The students took a motivation pre-test before exposure to their portfolios and the female students took an additional with computer interest. The post-tests on motivation did not show a significant change in their attitudes, probably a result of their high motivation before my research. These students were all middle-class or higher, had strong family lives and support for their activities even before they met me. All I did was confirm what and who they were.
As for the girls, their interest in computers, after they worked with computer-based electronic portfolio assessments, showed a significant increase. The teacher who had suggested the construct in my work had definitely found an empirical answer to the traditional anecdotal aversion of females to computer science. All they needed was practice.
And as for me, I was done. My Committee and my Graduate School approved my dissertation report and from that day on I was able to transform my ABD into a PhD.
But things didn’t stop there. My graduate school has a digital library of dissertations where researchers, corporate human resource directors, and doctoral students from all over the world can borrow or cite those dissertations.
Every month I get a report where they tell me how many of my dissertations have been downloaded and from where.
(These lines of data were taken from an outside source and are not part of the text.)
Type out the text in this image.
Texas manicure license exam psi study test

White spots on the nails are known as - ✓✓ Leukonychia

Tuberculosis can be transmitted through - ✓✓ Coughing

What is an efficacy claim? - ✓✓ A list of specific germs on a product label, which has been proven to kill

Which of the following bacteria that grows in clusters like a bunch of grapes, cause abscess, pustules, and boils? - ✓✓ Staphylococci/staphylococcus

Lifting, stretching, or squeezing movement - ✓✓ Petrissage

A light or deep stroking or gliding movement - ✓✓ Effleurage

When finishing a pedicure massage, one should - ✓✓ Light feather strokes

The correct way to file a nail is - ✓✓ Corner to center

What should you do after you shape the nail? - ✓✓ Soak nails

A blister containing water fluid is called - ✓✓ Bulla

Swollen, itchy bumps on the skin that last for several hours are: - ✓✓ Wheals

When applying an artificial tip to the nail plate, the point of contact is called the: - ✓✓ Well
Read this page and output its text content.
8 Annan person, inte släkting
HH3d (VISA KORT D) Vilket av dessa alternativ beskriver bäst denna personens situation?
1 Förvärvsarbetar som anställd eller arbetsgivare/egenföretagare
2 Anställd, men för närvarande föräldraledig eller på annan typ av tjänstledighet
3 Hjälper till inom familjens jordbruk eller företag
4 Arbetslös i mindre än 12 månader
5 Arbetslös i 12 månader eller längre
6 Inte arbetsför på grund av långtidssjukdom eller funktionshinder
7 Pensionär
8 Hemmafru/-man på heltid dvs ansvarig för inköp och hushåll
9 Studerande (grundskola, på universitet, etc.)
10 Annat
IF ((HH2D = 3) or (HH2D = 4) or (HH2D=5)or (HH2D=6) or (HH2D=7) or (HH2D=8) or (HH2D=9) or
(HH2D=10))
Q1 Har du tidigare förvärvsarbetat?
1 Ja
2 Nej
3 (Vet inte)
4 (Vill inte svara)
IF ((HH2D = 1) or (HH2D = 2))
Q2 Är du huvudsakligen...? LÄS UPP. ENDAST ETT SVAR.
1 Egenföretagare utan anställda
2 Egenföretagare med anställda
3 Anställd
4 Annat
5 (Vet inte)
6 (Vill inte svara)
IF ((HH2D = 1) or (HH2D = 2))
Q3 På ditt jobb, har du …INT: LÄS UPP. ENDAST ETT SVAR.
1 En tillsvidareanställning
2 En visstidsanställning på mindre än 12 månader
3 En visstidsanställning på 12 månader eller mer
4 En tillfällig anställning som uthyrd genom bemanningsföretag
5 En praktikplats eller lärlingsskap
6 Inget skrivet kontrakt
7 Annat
The count these days is well over two hundred.
I see countries in the list that I have never visited or never will; Niger, Ukraine, India, Indonesia, and the Philippines for instance, in languages I don’t understand or never will learn, but it is satisfying to see that some children I don’t even know will benefit from my educational ideas. When I see researchers from Muslim countries interested in my research I wonder how many girls in those countries that discriminate against them will be helped by my work. I thought my readers, particularly the teachers, might want to know it. There is still hope. Oh, the actual dissertation is an e-book and a notebook for sale at Amazon as well.
And that is my Point of View Today and a gift to those who teach our new generations. So Long.